The dollar .DXY was up 0.07 percent against a basket of currencies at 9:38 a.m., whilst the euro slumped to a three-week low.
Fritsch also pointed to the dollar, weaker stock markets and higher risk aversion. “I think we can expect oil prices to resume their downward trend.”
Fritsch said yesterday’s weak U.S. data and the ongoing problems in the eurozone were weighing on markets.
“We have seen an escalation of the crisis in Greece with violent protests, a government reshuffle, and the ratings agencies are still rating the risk of restructuring or default.

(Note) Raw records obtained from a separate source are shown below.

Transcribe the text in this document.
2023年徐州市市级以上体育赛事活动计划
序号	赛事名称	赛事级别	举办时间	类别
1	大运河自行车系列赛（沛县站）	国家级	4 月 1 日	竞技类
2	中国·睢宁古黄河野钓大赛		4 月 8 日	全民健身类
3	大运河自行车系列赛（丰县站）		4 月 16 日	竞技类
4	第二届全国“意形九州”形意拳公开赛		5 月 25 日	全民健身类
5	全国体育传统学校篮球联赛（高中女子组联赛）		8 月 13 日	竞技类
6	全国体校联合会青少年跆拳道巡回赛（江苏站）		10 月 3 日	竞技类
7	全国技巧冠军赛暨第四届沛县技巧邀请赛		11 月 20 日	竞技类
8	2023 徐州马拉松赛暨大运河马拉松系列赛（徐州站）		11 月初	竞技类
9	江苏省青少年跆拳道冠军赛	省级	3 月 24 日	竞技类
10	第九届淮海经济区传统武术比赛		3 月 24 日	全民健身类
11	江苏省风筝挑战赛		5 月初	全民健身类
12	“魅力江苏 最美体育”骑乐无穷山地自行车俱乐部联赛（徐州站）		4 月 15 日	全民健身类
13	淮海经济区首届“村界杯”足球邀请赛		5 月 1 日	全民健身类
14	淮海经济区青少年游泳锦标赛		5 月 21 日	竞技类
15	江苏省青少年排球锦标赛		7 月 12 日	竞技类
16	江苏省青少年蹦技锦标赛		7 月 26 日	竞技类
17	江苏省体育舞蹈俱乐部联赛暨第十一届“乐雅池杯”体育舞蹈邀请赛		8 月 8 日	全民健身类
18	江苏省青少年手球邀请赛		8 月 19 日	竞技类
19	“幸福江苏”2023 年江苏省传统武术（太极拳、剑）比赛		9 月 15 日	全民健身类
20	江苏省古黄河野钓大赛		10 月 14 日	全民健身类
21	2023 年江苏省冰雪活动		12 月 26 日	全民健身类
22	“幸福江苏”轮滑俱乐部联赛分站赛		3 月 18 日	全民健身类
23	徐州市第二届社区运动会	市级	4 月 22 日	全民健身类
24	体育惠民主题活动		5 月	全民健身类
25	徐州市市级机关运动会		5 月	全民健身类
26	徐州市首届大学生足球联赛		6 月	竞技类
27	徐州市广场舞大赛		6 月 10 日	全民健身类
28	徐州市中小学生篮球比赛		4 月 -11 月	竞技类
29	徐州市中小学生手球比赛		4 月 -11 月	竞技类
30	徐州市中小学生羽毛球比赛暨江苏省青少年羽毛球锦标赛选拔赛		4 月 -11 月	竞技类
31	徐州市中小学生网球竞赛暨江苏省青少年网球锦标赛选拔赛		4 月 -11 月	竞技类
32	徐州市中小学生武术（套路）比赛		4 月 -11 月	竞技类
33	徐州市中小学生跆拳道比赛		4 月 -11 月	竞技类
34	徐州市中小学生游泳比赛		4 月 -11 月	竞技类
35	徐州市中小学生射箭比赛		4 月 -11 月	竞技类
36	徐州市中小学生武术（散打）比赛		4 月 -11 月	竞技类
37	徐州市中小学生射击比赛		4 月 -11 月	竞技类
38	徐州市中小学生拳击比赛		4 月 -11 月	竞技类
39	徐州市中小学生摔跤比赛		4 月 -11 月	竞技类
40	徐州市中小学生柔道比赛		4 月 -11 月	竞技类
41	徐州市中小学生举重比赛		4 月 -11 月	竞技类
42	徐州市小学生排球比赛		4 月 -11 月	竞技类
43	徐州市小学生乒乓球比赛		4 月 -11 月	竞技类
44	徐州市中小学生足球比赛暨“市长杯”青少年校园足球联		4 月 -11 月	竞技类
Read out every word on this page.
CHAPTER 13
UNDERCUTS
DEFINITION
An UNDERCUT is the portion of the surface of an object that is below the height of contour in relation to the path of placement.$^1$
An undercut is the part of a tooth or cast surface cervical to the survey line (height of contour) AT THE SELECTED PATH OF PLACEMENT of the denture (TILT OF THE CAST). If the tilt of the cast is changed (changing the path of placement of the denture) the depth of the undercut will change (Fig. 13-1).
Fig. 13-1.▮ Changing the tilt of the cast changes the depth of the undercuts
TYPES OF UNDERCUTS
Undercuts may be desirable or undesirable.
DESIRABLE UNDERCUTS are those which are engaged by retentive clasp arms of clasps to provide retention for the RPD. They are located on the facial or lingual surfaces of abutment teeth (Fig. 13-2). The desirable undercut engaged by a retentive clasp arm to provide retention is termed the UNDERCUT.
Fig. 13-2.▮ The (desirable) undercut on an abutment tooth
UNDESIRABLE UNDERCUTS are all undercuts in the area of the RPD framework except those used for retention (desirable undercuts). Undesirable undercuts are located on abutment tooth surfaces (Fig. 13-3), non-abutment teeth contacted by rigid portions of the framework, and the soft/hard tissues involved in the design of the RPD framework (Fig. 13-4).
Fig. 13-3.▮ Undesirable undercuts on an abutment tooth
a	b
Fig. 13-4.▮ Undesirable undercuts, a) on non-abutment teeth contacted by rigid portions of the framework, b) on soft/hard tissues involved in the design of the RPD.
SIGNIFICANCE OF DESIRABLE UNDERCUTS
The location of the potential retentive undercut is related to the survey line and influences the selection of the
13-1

This helps keep risk aversion elevated.”
Greek Prime Minister George Papandreou said he would form a new cabinet and seek a vote of confidence from his fractious Socialist party to push through a harsh austerity bill, as riot police battled tens of thousands of protesters in the heart of Athens.
Greece must pass a new round of tax rises and spending cuts to receive a new EU/IMF bailout and a 12 billion euro (10.5 billion pound) aid tranche.
Edward Meir, senior commodity analyst at MF Global, agreed the trend was downwards: “Until such time as the markets get a clear indication as to which way the authorities are leaning, we expect to see further euro weakness, dollar strength, and consequent downward pressure on commodities,” he said in a note.
The commodities markets pulled back sharply on Wednesday, with U.S. crude down more than 4 percent to $94.81, the lowest settlement since February 22. Brent crude gave up nearly 6 percent in its second-largest single-day drop since April 2009.
Ben Westmore, a commodities analyst at National Australia Bank, said there was a little bit of buying on weakness after the fall overnight.
Meir said that from a technical standpoint, U.S. crude was at a significant trading range support at around $95. “But given the momentum behind Wednesday’s decline, we suspect this level will eventually give way. Brent is in far better technical shape.”